Domenico de Simone ha detto...

Occorre un salto di paradigma per capire la portata rivoluzionaria dell'introduzione del tasso negativo nell'economia. Io ritengo che sia inevitabile, e da qualche anno, diverse banche centrali, dopo quella svedese nel 2009, hanno adottato tecniche di tasso negativo sui depositi delle banche commerciali con effetti interessanti. Ma ovviamente non basta: il TN (e questa è scienza) è una tecnica che di per sé può anche produrre effetti perversi, così come l'elettricità serve anche ad ammazzare la gente sulla sedia elettrica.
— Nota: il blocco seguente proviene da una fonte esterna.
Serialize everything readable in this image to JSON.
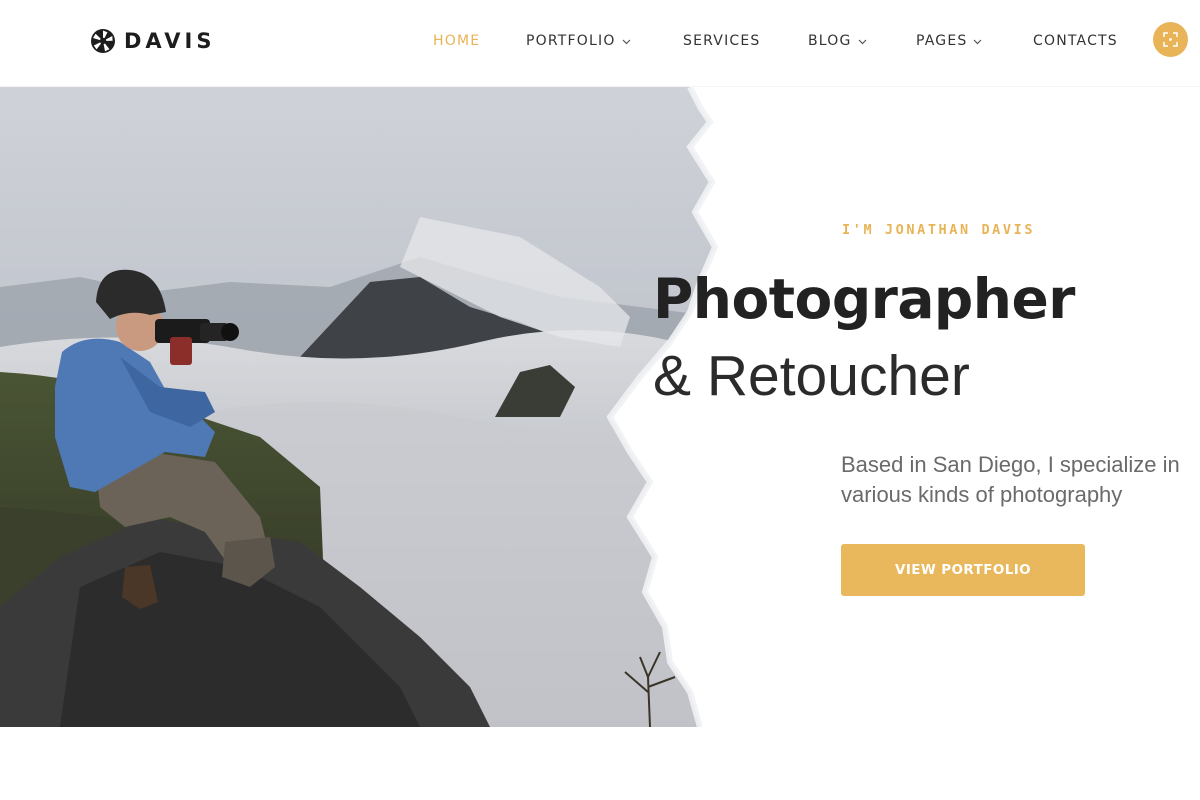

Anche il RdC è scienza, poiché svolge la funzione di sostenere la domanda in funzione anticiclica, ma entrambe sono intrise di "politica" se pensiamo alla funzione anticapitalistica del tasso negativo, che elimina di fatto gli interessi attivi sul capitale finanziario ed alla logica redistributiva della ricchezza indotta dal RdC. Il salto di paradigma consiste nell'idea di Tipler che le risorse sono sempre sufficienti e che la scarsità è un problema politico, sociale o culturale, ma non oggettivo. Questo assunto Tipler lo dimostra, ma questo significa poco: anche Galileo proponeva dimostrazioni inoppugnabili, ma purtroppo contrarie alla logica del potere....
P.S.: Conosco Andrea Baranes e ne ho molta stima, è uno studioso intelligente e capace, anche se potrebbe essere più radicale. Confesso che il suo libro è ancora nel novero di quelli elencati nel Viaggiatore di Calvino, ma prima o poi lo leggerò!